靱帯損傷、手術から復帰…2年ぶりの感触も「苦しいです」 来秋ドラフト候補の苦悩

9回に本塁打を放った明大・内海優太【写真:加治屋友輝】
9回に本塁打を放った明大・内海優太【写真:加治屋友輝】

明大の3年生4番・内海、同点の9回に決勝のリーグ戦2号

 東京六大学野球春季リーグは10日、明大が立大1回戦に2-1で勝利を収め先勝した。3年生の4番・内海優太外野手が1-1の9回に決勝ソロ。2年ぶりのリーグ戦2号でチームを開幕5連勝(1分け挟む)に導いた。

 8回に同点に追いつかれて迎えた9回無死。カウント3-1からの内角直球を捉えた内海の打球は、右翼席中段で弾んだ。「もう狙っていました。打った瞬間、いったなという感じ。(先発投手の)毛利(海大)さんが頑張っている中で、なかなか援護がないところで、終盤に一本出せたのは良かったです」。

 プロ野球開催日で延長戦がない状況。土壇場で飛び出したチームを救う一発を、戸塚俊美監督も「なんとなく(打ちそうな)雰囲気があった。4番として、いいところで打ってくれた」と手放しで称えた。

 広陵高では高校通算34本塁打。銅メダルを獲得した「WBSC U-18ベースボールワールドカップ」(米フロリダ州サラソタ)では高校日本代表の4番を務めた逸材だ。明大では1年春からリーグ戦に出場し、慶大戦では代打でリーグ戦初本塁打を放つなど、打率.333と上々の大学デビューを飾った。

 だが、同年秋の練習中に左膝を負傷。前十字靭帯損傷の重傷で手術を受け、長期離脱を余儀なくされた。「野球を(怪我なく)ずっとやっていたら考えなかったこと、打撃の細かいとかを考えたり、体づくりとかに取り組めた。いい時間だったかなと思います」。前向きに捉え、長いリハビリを経てリーグ戦に復帰したのは昨秋。代打で3試合に出場して1安打を放った。

宗山先輩からのLINE…ドラフト候補・小島不在の危機救った

 膝の不安がなくなった今春は、最初のカードとなった4月19日の東大戦から全試合4番でスタメン出場。ただ、この試合の前までは24打数4安打で打率.167、長打0本と不本意な成績だった。「ずっと苦しい結果が続いていました。結構、インコースを攻められて自分の中で意識しすぎていたというのはあります」。神宮球場は打率がスコアボードに出るため、嫌でも不調が視界に入る状況は「苦しいですね……」と吐露した。

 そんな中、高校、大学の先輩で、昨秋ドラフトで5球団が競合し楽天に入団した宗山塁内野手から、LINEで「徐々に上げていけ」と連絡を受けたという。

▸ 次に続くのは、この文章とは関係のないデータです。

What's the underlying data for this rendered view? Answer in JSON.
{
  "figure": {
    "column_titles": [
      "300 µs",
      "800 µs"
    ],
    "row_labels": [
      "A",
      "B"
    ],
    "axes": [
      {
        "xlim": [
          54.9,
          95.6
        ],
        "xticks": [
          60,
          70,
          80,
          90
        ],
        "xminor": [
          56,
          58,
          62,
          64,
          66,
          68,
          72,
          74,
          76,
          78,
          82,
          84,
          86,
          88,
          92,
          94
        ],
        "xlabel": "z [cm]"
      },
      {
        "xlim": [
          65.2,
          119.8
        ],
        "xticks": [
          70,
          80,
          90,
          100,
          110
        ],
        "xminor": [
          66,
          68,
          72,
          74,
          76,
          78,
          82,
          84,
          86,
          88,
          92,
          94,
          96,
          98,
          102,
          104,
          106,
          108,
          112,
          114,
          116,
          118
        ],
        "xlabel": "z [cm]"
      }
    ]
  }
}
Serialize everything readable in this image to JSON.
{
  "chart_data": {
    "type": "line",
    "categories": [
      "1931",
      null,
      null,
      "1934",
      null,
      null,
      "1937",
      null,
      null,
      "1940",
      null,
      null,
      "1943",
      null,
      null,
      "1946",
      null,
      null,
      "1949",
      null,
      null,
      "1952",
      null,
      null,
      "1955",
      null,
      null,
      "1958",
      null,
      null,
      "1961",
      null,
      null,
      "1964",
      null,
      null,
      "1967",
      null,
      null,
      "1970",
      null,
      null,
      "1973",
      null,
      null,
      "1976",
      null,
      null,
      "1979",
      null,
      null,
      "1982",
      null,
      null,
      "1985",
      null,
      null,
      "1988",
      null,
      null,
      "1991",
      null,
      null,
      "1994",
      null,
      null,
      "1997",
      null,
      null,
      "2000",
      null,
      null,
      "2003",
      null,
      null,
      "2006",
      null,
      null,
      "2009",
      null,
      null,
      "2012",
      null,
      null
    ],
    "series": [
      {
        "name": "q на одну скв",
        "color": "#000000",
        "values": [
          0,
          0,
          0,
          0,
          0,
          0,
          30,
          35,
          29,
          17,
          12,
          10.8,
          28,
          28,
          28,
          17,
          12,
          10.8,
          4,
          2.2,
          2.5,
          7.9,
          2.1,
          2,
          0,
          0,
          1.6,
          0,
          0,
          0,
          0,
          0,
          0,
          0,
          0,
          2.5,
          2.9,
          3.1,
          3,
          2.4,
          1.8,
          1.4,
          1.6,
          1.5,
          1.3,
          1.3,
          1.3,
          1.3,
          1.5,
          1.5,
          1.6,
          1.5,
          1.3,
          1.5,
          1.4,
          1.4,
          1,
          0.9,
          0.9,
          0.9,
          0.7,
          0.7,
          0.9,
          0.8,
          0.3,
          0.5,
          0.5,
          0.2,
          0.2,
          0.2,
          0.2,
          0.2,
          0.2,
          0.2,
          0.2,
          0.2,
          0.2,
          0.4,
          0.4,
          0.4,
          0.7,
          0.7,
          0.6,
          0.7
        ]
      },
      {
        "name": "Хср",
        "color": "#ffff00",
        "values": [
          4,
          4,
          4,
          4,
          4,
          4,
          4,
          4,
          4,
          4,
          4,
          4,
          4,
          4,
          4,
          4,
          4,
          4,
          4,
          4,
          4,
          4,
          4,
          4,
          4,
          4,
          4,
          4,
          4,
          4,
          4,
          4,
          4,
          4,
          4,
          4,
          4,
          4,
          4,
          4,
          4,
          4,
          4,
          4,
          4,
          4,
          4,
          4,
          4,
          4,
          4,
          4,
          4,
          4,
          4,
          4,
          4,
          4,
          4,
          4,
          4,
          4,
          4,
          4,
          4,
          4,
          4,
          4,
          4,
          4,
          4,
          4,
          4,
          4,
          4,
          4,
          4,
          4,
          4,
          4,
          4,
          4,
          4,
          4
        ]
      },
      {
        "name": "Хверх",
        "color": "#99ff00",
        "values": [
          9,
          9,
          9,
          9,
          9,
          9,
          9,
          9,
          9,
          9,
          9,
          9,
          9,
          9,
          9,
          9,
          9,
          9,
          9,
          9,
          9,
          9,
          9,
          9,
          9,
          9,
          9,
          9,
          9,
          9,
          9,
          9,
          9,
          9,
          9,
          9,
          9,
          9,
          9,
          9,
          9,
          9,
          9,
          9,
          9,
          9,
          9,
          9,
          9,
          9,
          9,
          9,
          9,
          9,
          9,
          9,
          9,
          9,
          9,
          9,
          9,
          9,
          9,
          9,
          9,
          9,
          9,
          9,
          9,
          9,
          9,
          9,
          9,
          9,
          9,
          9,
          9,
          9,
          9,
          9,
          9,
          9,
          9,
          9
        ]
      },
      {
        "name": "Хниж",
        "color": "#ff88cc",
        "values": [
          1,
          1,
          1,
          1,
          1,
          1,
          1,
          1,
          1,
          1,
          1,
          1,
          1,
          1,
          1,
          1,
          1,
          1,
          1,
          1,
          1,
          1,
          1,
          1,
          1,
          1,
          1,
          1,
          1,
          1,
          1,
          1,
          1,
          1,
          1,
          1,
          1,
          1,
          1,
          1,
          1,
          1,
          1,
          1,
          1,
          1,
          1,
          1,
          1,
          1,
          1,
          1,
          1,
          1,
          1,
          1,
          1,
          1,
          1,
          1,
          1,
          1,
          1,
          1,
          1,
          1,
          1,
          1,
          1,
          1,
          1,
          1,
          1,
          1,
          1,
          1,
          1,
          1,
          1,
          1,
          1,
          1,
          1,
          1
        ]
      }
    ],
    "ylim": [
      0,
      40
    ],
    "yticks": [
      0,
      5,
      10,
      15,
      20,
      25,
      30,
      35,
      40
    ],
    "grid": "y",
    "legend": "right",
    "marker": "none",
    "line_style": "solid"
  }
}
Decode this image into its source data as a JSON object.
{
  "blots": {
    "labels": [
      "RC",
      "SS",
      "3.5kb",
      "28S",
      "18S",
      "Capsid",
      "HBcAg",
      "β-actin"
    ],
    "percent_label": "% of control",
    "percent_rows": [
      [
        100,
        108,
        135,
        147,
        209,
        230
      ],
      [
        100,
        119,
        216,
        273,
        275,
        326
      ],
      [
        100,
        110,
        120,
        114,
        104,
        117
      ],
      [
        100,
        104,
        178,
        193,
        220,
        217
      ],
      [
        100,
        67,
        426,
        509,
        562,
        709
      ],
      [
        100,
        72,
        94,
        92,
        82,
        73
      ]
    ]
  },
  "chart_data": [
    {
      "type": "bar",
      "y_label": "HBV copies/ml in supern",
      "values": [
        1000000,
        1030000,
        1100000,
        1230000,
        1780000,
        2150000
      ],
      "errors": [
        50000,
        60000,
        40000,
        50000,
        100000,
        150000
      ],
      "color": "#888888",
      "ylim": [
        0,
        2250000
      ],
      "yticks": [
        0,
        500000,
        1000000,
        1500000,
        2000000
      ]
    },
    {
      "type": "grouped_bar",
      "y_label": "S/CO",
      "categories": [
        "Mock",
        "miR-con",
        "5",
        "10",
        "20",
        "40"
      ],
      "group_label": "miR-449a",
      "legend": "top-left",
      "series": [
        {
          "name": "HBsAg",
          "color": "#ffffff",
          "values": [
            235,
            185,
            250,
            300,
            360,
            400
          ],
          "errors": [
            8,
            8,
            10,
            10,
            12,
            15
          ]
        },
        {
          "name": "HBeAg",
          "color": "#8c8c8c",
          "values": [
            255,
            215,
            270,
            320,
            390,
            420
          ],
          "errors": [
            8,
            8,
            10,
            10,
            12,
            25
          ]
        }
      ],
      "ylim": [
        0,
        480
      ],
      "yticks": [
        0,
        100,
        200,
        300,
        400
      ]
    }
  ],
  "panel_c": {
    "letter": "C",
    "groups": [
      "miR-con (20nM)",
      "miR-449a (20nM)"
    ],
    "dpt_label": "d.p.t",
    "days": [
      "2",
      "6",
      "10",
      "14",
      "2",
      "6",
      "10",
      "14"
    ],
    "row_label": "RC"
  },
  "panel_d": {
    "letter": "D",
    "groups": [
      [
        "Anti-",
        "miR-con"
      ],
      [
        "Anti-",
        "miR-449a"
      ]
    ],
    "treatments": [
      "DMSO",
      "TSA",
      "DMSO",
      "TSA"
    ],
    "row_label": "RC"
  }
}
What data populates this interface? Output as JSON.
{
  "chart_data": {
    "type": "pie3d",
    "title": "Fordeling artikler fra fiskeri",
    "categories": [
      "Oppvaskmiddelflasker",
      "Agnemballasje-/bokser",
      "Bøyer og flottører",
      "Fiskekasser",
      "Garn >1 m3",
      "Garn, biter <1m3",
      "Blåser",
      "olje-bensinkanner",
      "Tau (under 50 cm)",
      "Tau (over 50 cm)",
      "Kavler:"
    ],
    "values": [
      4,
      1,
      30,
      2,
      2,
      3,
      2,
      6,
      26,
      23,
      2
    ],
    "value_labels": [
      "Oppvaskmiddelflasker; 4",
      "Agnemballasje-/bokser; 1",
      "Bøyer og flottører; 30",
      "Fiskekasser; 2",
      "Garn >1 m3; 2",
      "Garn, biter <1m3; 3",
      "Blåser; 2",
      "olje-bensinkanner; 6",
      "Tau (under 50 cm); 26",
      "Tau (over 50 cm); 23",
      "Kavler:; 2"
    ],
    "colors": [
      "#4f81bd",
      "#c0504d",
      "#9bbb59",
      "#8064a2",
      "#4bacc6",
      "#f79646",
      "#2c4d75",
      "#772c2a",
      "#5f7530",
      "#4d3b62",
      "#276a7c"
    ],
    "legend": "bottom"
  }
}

頼れる先輩からの言葉は何よりの励みになる。さらに、これまで3番を担ってきた、今秋ドラフト候補の小島大河捕手が前カードの慶大戦で左脇腹を負傷。肋骨骨折が判明してベンチを外れ「小島さんが今日はいなかったので、その分も自分がやってやるぞという気持ちはありました」と奮起して大事な局面での大きな一打につなげた。

 2年ぶりに飛び出した、来秋ドラフト候補の復活を告げるアーチ。「チームの勝ちにつながったのはすごく自信になる。いいイメージを持って、またあしたからも勝ちにつなげたい」。前回本塁打を放った2023年春は優勝しており、リーグ戦2号は吉兆とも言える。唯一無敗を守る明大の4番に当たりが戻ったのは心強い限り。内海のバットとともに、4季ぶり優勝へ勢いを加速していく。